When you let go of all these more superficial distractions, the kinds of phenomena I've described start to occur. Fond memories from way-back-when that you were afraid had been lost forever, insights into life, the mind and the nature of reality that you thought you were seeking — are these just shinier, more elaborate distractions?!
Blissful experiences are not the prize for a yogi. They can be a potent trap. It is all too tempting to believe "this is it" and it is all too tempting to try to cling to them, to hold onto them, to make them last longer. But the yogi isn't trying to have pleasant experiences — this isn't a drug — the real aim here is to understand the mind. All experiences are to be learned from and then let go. That which is common to all experience is that which we recognise.
No matter what it is we are experiencing, no matter what it is that appears, we can ask ourselves who is experiencing? What does it appear to? Who or what exactly is it that is aware of all the phenomena?
If life were a movie, this would be like recognising the screen.
Pure awareness. Child Mind. Natural Mind. The innate mind of clear light. Emptiness. The Buddha. Enlightenment.
These are all different names for that which is said to be the goal of this enterprise.
In the much-beloved classic text The Flight of the Garuda, there are even more:
"In the vernacular it is "I"; some Hindus call it the "Self"; the sravaka disciples say "selfless individuals"; the followers of Mind-only call it simply "mind,; some call it "perfect insight"; some call it "buddha-nature"; some call it the "magnificent stance" some call it the "Middle Way"; some call it the "Cosmic Seed"; some call it the "reality-contnuum"; some call it the "universal ground"; some call it "ordinary consciousness."

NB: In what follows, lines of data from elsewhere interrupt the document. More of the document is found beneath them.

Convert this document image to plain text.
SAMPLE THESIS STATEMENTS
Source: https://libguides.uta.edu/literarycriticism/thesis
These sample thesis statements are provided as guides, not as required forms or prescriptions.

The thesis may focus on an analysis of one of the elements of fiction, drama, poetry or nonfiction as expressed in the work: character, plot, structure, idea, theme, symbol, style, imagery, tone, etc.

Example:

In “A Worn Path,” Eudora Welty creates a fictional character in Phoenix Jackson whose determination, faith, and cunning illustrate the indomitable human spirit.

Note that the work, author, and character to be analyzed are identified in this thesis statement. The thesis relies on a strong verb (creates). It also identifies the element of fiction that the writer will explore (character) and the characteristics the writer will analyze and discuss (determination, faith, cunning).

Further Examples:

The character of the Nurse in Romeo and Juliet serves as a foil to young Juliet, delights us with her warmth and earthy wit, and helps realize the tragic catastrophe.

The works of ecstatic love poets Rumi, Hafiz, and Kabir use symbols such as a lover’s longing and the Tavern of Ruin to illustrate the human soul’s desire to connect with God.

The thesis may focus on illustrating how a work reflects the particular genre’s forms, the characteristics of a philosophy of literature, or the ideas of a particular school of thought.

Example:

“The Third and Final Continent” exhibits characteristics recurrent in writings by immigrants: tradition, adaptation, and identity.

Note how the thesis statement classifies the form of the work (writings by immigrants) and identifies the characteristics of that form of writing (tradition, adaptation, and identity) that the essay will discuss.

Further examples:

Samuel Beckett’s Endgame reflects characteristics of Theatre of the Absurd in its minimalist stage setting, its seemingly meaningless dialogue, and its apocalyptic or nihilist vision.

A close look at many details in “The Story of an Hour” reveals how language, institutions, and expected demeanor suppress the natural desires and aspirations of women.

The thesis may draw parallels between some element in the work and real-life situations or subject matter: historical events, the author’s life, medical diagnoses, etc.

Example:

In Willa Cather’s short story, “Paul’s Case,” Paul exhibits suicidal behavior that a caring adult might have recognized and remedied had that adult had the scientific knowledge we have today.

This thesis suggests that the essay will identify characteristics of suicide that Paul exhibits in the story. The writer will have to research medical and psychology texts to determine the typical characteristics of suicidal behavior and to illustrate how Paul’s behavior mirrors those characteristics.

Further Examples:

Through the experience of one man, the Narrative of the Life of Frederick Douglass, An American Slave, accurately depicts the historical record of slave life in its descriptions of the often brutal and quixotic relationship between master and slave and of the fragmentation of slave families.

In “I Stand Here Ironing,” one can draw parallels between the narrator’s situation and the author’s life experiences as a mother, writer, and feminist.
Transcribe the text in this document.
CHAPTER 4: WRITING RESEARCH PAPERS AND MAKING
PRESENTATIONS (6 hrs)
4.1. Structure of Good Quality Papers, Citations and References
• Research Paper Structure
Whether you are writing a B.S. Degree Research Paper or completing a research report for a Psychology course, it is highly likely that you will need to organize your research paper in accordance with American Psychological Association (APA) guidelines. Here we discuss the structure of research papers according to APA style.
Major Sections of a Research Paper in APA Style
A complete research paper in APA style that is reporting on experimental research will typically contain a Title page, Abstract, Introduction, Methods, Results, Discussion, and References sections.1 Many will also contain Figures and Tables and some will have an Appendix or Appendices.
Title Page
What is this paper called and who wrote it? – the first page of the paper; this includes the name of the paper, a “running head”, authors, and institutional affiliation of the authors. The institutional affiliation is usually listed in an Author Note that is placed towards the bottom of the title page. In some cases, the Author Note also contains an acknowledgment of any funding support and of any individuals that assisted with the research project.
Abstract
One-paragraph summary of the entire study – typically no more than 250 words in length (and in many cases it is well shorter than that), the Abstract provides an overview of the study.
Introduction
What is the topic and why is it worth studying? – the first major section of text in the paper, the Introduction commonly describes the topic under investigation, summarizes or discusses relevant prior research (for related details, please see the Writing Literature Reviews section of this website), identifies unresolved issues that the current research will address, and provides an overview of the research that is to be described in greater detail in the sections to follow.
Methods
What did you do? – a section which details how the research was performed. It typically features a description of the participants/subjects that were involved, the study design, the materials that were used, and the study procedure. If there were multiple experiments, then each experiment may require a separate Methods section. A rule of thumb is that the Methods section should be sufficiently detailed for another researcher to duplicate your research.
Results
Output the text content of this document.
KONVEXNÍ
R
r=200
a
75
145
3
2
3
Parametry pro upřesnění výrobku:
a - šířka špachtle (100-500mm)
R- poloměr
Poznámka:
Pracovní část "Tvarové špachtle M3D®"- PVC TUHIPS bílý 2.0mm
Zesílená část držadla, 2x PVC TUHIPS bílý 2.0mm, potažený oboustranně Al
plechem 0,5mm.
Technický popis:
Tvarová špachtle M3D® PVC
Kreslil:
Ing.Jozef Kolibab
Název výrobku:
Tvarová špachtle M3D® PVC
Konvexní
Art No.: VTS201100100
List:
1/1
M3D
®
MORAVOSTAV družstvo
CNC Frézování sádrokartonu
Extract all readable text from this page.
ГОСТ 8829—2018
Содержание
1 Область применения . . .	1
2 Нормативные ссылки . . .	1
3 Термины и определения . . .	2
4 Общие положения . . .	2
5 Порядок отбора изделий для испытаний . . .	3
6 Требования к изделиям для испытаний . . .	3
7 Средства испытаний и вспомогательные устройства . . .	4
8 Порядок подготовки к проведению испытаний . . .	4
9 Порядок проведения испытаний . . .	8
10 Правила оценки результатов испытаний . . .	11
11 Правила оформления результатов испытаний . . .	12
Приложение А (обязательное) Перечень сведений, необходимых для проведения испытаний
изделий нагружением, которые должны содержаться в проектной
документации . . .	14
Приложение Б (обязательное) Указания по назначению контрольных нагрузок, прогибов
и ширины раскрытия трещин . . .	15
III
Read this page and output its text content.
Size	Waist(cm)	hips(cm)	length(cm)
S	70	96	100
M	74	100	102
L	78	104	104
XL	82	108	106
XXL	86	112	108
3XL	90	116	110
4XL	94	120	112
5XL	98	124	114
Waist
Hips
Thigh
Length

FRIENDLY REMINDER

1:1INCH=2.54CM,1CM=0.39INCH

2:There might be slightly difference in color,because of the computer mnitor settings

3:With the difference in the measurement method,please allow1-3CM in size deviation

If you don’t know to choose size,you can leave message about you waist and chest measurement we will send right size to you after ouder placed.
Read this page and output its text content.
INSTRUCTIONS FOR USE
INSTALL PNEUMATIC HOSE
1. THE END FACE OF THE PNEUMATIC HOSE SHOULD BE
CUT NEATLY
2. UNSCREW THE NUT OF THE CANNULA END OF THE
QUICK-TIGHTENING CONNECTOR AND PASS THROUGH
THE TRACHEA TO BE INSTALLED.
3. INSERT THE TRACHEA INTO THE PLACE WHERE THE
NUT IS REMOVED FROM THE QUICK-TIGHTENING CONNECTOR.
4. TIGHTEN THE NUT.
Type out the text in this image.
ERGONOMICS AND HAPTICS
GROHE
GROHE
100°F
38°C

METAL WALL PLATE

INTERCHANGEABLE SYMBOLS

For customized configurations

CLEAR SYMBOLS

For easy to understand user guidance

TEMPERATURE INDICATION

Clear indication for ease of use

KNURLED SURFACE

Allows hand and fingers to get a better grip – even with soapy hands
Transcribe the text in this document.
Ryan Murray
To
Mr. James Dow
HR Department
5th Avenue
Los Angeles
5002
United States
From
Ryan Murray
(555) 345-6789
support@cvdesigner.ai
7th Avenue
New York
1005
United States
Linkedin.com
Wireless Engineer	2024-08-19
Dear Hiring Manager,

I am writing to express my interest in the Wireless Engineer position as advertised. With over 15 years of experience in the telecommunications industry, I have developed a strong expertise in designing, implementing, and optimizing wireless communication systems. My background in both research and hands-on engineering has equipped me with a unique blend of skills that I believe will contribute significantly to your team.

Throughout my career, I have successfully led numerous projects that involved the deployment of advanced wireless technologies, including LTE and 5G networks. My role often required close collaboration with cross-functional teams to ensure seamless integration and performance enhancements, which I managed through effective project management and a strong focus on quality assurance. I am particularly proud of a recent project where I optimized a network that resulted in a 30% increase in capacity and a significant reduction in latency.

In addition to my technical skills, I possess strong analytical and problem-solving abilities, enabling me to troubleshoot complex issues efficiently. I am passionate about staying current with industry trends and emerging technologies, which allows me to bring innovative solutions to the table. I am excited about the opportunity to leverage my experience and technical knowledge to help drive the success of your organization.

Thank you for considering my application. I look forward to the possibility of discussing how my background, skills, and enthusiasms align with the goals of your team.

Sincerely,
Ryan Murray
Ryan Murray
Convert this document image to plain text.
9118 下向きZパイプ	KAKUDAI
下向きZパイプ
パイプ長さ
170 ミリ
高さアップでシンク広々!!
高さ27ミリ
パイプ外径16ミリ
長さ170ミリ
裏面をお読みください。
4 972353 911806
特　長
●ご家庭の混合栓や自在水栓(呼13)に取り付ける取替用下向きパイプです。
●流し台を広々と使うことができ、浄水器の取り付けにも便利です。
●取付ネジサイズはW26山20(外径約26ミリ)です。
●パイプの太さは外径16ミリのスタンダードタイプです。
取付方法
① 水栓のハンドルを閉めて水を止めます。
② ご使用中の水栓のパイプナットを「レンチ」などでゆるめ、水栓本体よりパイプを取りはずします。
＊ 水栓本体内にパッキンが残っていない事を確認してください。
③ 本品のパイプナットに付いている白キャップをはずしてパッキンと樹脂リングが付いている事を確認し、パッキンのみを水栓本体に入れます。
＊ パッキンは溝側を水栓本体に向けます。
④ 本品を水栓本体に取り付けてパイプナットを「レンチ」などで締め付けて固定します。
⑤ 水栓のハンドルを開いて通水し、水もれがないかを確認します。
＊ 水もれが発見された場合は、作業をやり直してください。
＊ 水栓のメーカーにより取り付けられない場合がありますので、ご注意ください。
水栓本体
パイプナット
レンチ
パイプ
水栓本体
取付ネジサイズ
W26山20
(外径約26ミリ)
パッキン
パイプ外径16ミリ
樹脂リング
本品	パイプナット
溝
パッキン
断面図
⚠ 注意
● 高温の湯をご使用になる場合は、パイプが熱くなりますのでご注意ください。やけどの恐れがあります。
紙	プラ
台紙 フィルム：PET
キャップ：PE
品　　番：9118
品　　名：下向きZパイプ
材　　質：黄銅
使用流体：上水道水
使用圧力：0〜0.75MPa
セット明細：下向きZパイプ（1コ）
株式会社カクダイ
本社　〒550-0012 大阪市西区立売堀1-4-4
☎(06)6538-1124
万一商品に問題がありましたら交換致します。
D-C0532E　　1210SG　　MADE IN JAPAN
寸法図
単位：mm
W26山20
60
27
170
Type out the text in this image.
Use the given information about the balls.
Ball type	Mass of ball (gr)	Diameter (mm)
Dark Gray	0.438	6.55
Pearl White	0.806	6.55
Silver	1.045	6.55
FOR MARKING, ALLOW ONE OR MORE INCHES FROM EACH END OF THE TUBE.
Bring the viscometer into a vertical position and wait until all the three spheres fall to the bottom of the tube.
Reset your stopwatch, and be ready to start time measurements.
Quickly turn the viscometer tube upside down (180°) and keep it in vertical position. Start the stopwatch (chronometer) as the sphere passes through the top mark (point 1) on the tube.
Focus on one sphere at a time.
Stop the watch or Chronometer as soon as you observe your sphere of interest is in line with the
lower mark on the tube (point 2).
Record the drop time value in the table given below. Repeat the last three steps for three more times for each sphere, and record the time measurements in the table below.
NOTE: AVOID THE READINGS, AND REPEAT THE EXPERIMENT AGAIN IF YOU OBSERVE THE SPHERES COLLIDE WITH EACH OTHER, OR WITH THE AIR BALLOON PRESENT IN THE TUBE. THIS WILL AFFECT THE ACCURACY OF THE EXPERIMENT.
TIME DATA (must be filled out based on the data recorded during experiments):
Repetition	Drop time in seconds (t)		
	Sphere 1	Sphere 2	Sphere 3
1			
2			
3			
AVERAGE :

Some call it ordinary consciousness...
What will I be doing in the next month?
Well, the Tibetan word for meditation is sgom which means to familiarise with, or to become accustomed to. I will be growing used to with this mind of mine.
But when I say mind, I do not simply mean my neurotic, chattering thoughts, but whatever appears in experience.
"One of the earliest lessons I was taught by my father was that Buddhists don't see the mind as a discrete entity, but rather as a perpetually unfolding experience."
Yongey Mingyur Rinpoche
Whatever you are experiencing is it. That which is experiences, and the mind that experiences it are one and the same. This is it.
"The key — the how of Buddhist practice — lies in learning to simply rest in a bare awareness of thoughts, feelings and perceptions as they occur."
Yongey Mingyur Rinpoche, more information
If you have been enjoying my letters during these COVID-19 times, I beyond thank you for your interest and support. A few years ago, I am not sure I would have dreamed I would be spending my life like this.
I am truly fortunate to be able to say things like this and have others who will listen.
I know I say this at the end of almost every letter, but I really mean it.
Let me leave you with one more quote from Rinpoche, you know, for the road.
"If you take the opportunity to rest awhile along the journey, eventually you'll realise the place you want to reach is the place you already are."
Yonger Mingyur Rinpoche, more information
I will be returning in the middle of October, and I am looking forward to writing to you again.